Support Questions

Find answers, ask questions, and share your expertise

How to ingest files based on the YYYYMMDD in their filename

avatar
New Contributor

What I want to do:

I'm finding a way to get the content of a file based on its filename.

All of the target files are in the same directory, but I'd like to select only the files which has "_{Today's YYYYMMDD}.tsv" as their postfix.

For example, if today is 20171113,

/same/dir/testfile_20171113.tsv -> OK. I'd like to ingest this file.

/same/dir/testfile2_20171113.tsv -> OK. This one is also a target.

/same/dir/testfile_20171114.tsv -> NG because this YYYYMMDD is not today.

/same/dir/testfile_2017111.tsv -> NG because the timestamp is not in the format of YYYYMMDD.

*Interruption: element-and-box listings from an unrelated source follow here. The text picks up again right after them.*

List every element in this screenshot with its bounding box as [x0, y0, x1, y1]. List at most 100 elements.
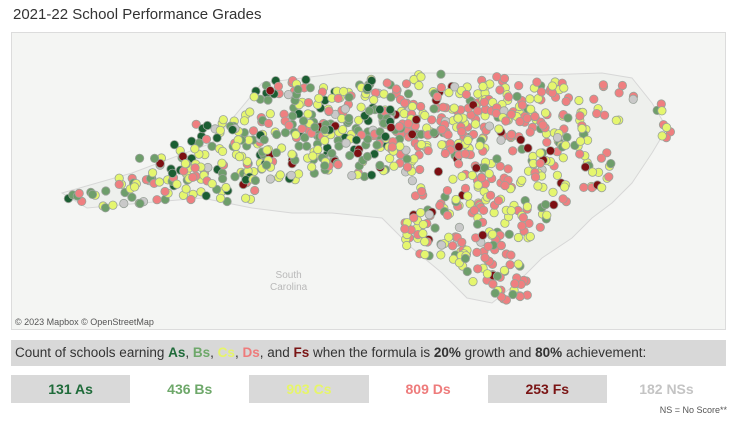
school-marker[interactable] [599, 110, 610, 120]
school-marker[interactable] [375, 160, 385, 170]
school-marker[interactable] [432, 92, 442, 102]
school-marker[interactable] [448, 174, 458, 184]
school-marker[interactable] [525, 127, 535, 137]
school-marker[interactable] [313, 144, 323, 155]
school-marker[interactable] [265, 86, 275, 96]
school-marker[interactable] [470, 119, 481, 129]
school-marker[interactable] [420, 110, 430, 121]
school-marker[interactable] [402, 154, 412, 164]
school-marker[interactable] [119, 198, 129, 209]
school-marker[interactable] [250, 175, 260, 186]
school-marker[interactable] [338, 86, 349, 97]
school-marker[interactable] [508, 146, 518, 156]
grade-tile-d[interactable]: 809 Ds [368, 375, 488, 403]
school-marker[interactable] [536, 87, 547, 97]
school-marker[interactable] [436, 250, 446, 260]
school-marker[interactable] [472, 247, 482, 257]
school-marker[interactable] [453, 159, 464, 169]
school-marker[interactable] [503, 164, 513, 174]
school-marker[interactable] [217, 158, 227, 168]
school-marker[interactable] [433, 167, 443, 177]
school-marker[interactable] [472, 219, 483, 229]
school-marker[interactable] [294, 141, 304, 151]
school-marker[interactable] [436, 69, 446, 79]
school-marker[interactable] [345, 150, 355, 161]
school-marker[interactable] [575, 111, 585, 121]
school-marker[interactable] [517, 221, 527, 231]
school-marker[interactable] [526, 104, 536, 114]
school-marker[interactable] [442, 186, 452, 196]
school-marker[interactable] [130, 182, 140, 192]
school-marker[interactable] [135, 198, 145, 209]
school-marker[interactable] [230, 172, 240, 182]
school-marker[interactable] [444, 87, 454, 98]
school-marker[interactable] [341, 138, 351, 148]
school-marker[interactable] [227, 125, 238, 135]
school-marker[interactable] [414, 80, 424, 91]
school-marker[interactable] [525, 232, 535, 242]
school-marker[interactable] [403, 119, 413, 129]
school-marker[interactable] [460, 253, 470, 264]
school-marker[interactable] [407, 176, 417, 186]
school-marker[interactable] [506, 206, 516, 216]
school-marker[interactable] [187, 136, 197, 146]
school-marker[interactable] [418, 228, 428, 239]
school-marker[interactable] [239, 116, 250, 126]
school-marker[interactable] [457, 171, 467, 181]
school-marker[interactable] [501, 116, 511, 126]
school-marker[interactable] [416, 101, 426, 112]
school-marker[interactable] [512, 91, 522, 102]
school-marker[interactable] [587, 167, 598, 177]
school-marker[interactable] [530, 111, 540, 122]
school-marker[interactable] [356, 102, 366, 112]
school-marker[interactable] [437, 140, 447, 150]
school-marker[interactable] [535, 158, 545, 168]
school-marker[interactable] [298, 116, 309, 126]
school-marker[interactable] [362, 151, 372, 162]
school-marker[interactable] [596, 153, 607, 163]
grade-tile-c[interactable]: 903 Cs [249, 375, 369, 403]
school-marker[interactable] [540, 200, 551, 210]
school-marker[interactable] [454, 142, 464, 152]
school-marker[interactable] [154, 177, 164, 187]
school-marker[interactable] [451, 194, 461, 205]
school-marker[interactable] [492, 154, 502, 164]
school-marker[interactable] [558, 194, 568, 204]
school-marker[interactable] [449, 103, 459, 113]
school-marker[interactable] [307, 162, 317, 172]
school-marker[interactable] [460, 149, 470, 159]
school-marker[interactable] [402, 240, 412, 251]
school-marker[interactable] [453, 113, 463, 123]
school-marker[interactable] [74, 188, 84, 198]
school-marker[interactable] [504, 229, 514, 239]
school-marker[interactable] [420, 237, 430, 247]
school-marker[interactable] [478, 230, 488, 240]
school-marker[interactable] [364, 106, 374, 116]
school-marker[interactable] [575, 149, 585, 159]
school-marker[interactable] [218, 146, 228, 157]
school-marker[interactable] [155, 158, 165, 169]
school-marker[interactable] [447, 241, 458, 251]
school-marker[interactable] [560, 140, 571, 150]
school-marker[interactable] [288, 111, 298, 121]
school-marker[interactable] [409, 213, 419, 223]
school-marker[interactable] [386, 122, 396, 133]
school-marker[interactable] [234, 152, 245, 162]
school-marker[interactable] [275, 170, 285, 180]
school-marker[interactable] [372, 140, 382, 150]
school-marker[interactable] [108, 200, 118, 210]
school-marker[interactable] [473, 180, 483, 190]
school-marker[interactable] [245, 107, 255, 117]
school-marker[interactable] [510, 279, 520, 289]
school-marker[interactable] [460, 183, 471, 193]
school-marker[interactable] [478, 81, 488, 92]
school-marker[interactable] [190, 163, 200, 173]
grade-tile-ns[interactable]: 182 NSs [606, 375, 727, 403]
school-marker[interactable] [561, 96, 571, 107]
school-marker[interactable] [169, 140, 179, 150]
school-marker[interactable] [558, 153, 568, 163]
school-marker[interactable] [657, 131, 667, 141]
school-marker[interactable] [344, 92, 354, 102]
school-marker[interactable] [462, 266, 472, 277]
school-marker[interactable] [314, 93, 324, 103]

/same/dir/testfile_20171113.tsv.processed -> NG because the filename does not end with ".tsv".

/another/dir/testfile_20171113.tsv -> NG because this file is on another directory

What I have investigated:

I have gone through these docs and tried ListFile Processor and GetFile Processor,

https://community.hortonworks.com/questions/38120/how-to-get-files-based-on-the-time-stamp-in-nifi.h...

https://community.hortonworks.com/questions/39553/how-to-get-files-based-on-dates-in-nifi.html

I tried to input "[^\.].*_${now():format('yyyyMMdd')}\.tsv$" as "File Filter", but got an error which said "Not a valid Java Regular Expression".

As far as I checked, "File Filter" on both of ListFile and GetFile use StandardValidators.REGULAR_EXPRESSION_VALIDATOR as their validators, and unfortunately this validator does not interpret Nifi Expression Language.

https://github.com/apache/nifi/blob/master/nifi-commons/nifi-utils/src/main/java/org/apache/nifi/pro...

https://github.com/apache/nifi/blob/master/nifi-commons/nifi-utils/src/main/java/org/apache/nifi/pro...

Question

* Is there any way to inject an expression language into StandardValidators.REGULAR_EXPRESSION_VALIDATOR?

* If not, is there any other way to solve this problem?

Thanks.

1 ACCEPTED SOLUTION

avatar
Master Guru

You could put a RouteOnAttribute after ListFile which would let your compare the filename to an expression language statement, and then route the ones that match to FetchFile and the unmatched ones to a dead-end processor, or auto-terminate.

View solution in original post

3 REPLIES 3

avatar
Master Guru

You could put a RouteOnAttribute after ListFile which would let your compare the filename to an expression language statement, and then route the ones that match to FetchFile and the unmatched ones to a dead-end processor, or auto-terminate.

avatar
New Contributor

Thanks for your quick reply and sorry for late.
I tried your suggestion and was successfully able to do what I want to do.

What I did:

43637-untitled.png

ListFile: Extract only the files whose name ends with ".tsv"

43638-untitled-2.png

UpdateAttribute: Substitute YYYYMMDD into an Attribute "today"

43640-untitled-3.png

RouteOnAttribute: Extract only the file which matches `${filename:matches(${today:prepend('[^\.].*_'):append('\d{6}.tsv$')})}` (where $filename is the target file name) and pass it as Relationship "target_file"

43641-untitled-4.png


untitled.png

avatar
Contributor

@shuhei_shogen  : I had similar used case but when i tried to reproduce the same approach its not working.My file name is like equity_asia2.dif.gz.20200324 and i want these files to be in target folder 20200324. In Update Attribute i have used ${filename:matches(${today:prepend('[^\.].*gz.'):append('\d{8}')})}. But it doesnt seem to be working. Could you please check and assist me on this.